Dietro l’edificio che chiude la strada, sullo sfondo si vede un’imponente catena di montagne innevate, che sembra vicinissima. C’è il sole e la gente, anche quella sotto i portici, veste leggero; io indosso cappotto, sciarpa e cappello, ma non ho caldo. Arrivato in fondo, mi accorgo che la strada finisce lì, a parte un passaggio sulla sinistra dell’edificio che imbocco senza esitazioni. Accanto al muro laterale, cieco, c’è una donna, anziana ma non vecchissima, seduta su una sedia di paglia, con uno scialle di lana fatto a maglia sulle spalle. Dietro di lei si apre il paesaggio. Mi tolgo il cappotto e la sciarpa. Nel mentre, arriva un cagnolino che mi punta come per aggredirmi. “Sssst”, gli faccio, e lui si accuccia immediatamente, senza nemmeno uggiolare.
 

Guardo le montagne in lontananza; la neve luccica, è luminosa nonostante il cielo ora sia grigio, basso; sulla pianura, quasi nebbioso. Alla mia sinistra la piana è ricoperta da erbe secche e al contempo marce, disseminata ogni tanto di spiazzi aridi o da cespugli di erbacce più alte. Nessuna pianta. Di fronte e alla mia destra invece è ricoperta di neve; non una coltre continua: neve ammucchiata in grandi blocchi, come massi erratici, alti anche decine di metri.

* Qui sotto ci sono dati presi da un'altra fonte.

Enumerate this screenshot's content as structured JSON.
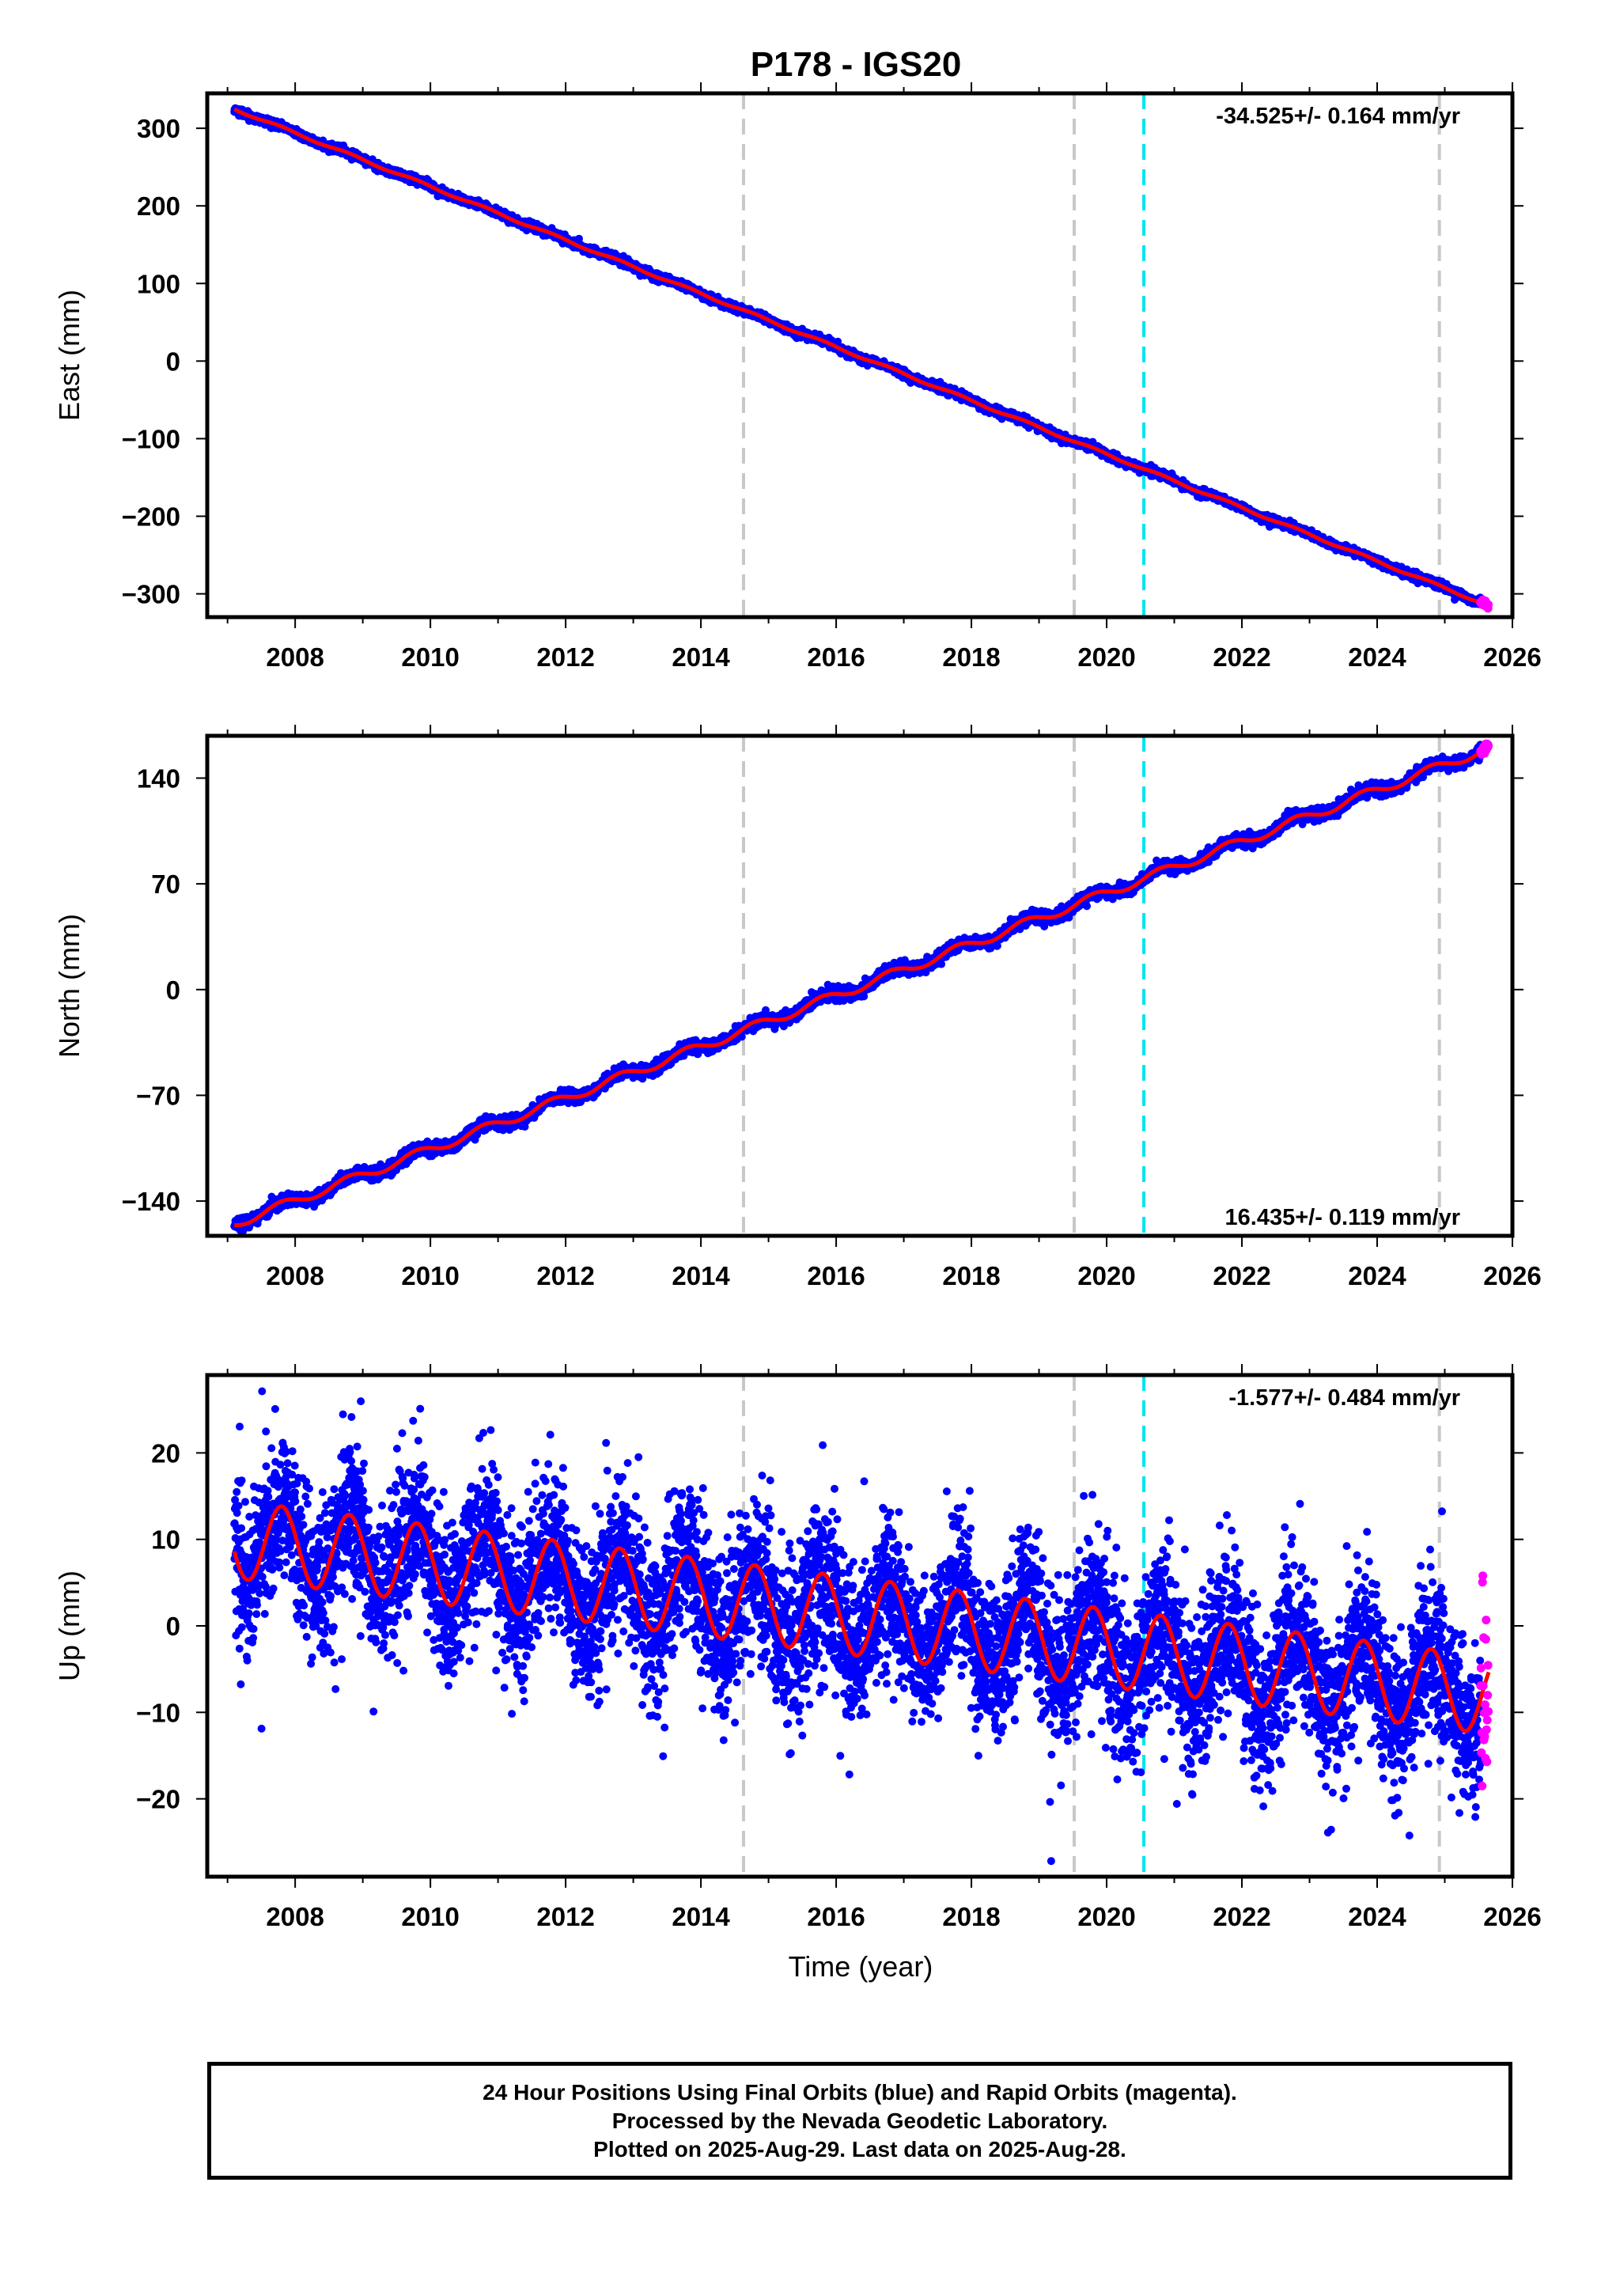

Sono tantissimi, molto fitti eppure nettamente separati l’uno dall’altro, singolari e isolati, e di varie forme dalle superfici accidentate, rozzamente sbozzate. Alcuni blocchi sono tondeggianti, come cupole irregolari e sfrangiate (mi è venuta in mente la parola “pagode”, incongrua), altri assomigliano a giganteschi termitai, altri ancora a cilindri rastremati o a menhir, stalagmiti, a tumuli antichi, mausolei diroccati, cataste, pire... e si stagliano nell’aria grigia per chilometri e chilometri, fino ai piedi delle montagne. Li distinguo tutti, ad uno ad uno, anche i più lontani. Resto a guardarli, incantato di un incanto senza inflessioni, che non appaga. Soggiogato e insieme distante.

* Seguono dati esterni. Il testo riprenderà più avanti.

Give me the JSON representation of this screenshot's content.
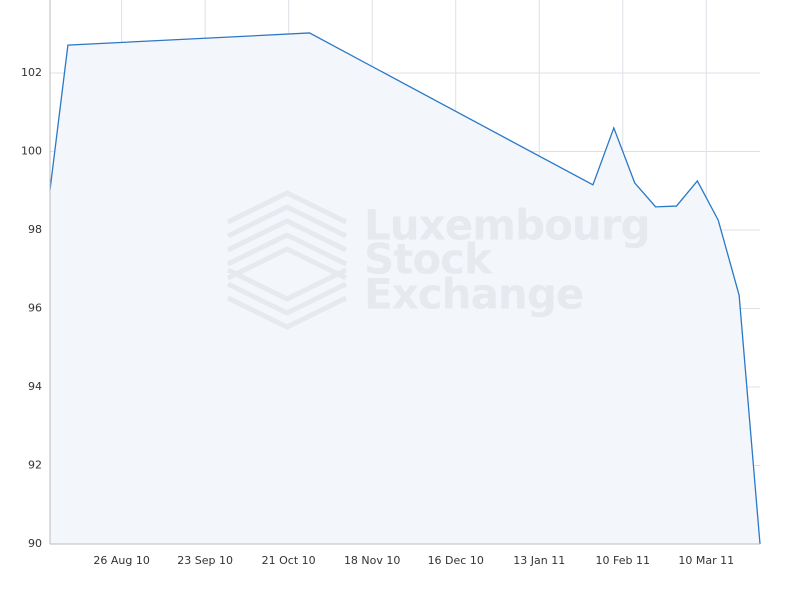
{
  "chart_data": {
    "type": "area",
    "watermark": [
      "Luxembourg",
      "Stock",
      "Exchange"
    ],
    "x": [
      "2010-08-02",
      "2010-08-08",
      "2010-10-28",
      "2011-01-31",
      "2011-02-07",
      "2011-02-14",
      "2011-02-21",
      "2011-02-28",
      "2011-03-07",
      "2011-03-14",
      "2011-03-21",
      "2011-03-28"
    ],
    "series": [
      {
        "color": "#2a78c6",
        "values": [
          99.02,
          102.71,
          103.02,
          99.15,
          100.6,
          99.2,
          98.59,
          98.61,
          99.25,
          98.25,
          96.34,
          90.0
        ]
      }
    ],
    "fill": "#f3f7fc",
    "xlim": [
      "2010-08-02",
      "2011-03-28"
    ],
    "xticks": [
      {
        "value": "2010-08-26",
        "label": "26 Aug 10"
      },
      {
        "value": "2010-09-23",
        "label": "23 Sep 10"
      },
      {
        "value": "2010-10-21",
        "label": "21 Oct 10"
      },
      {
        "value": "2010-11-18",
        "label": "18 Nov 10"
      },
      {
        "value": "2010-12-16",
        "label": "16 Dec 10"
      },
      {
        "value": "2011-01-13",
        "label": "13 Jan 11"
      },
      {
        "value": "2011-02-10",
        "label": "10 Feb 11"
      },
      {
        "value": "2011-03-10",
        "label": "10 Mar 11"
      }
    ],
    "ylim": [
      90,
      103.86
    ],
    "yticks": [
      90,
      92,
      94,
      96,
      98,
      100,
      102
    ],
    "grid": true
  }
}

A un certo punto sento la vecchia che mi chiede: “Tuo figlio è già partito?” (intendendo: per la guerra). Io sto già piangendo da un po’ (forse). Un pianto silenzioso, quasi impercettibile, ma inconsolabile, senza remissione. “Sono tutti pazzi”, dico con voce calma, priva di incrinature, e continuo a piangere. Lei si alza e se ne va. Io resto a guardare la distesa dei massi di neve e le montagne, tra le lacrime. Poi mi volto e vado via.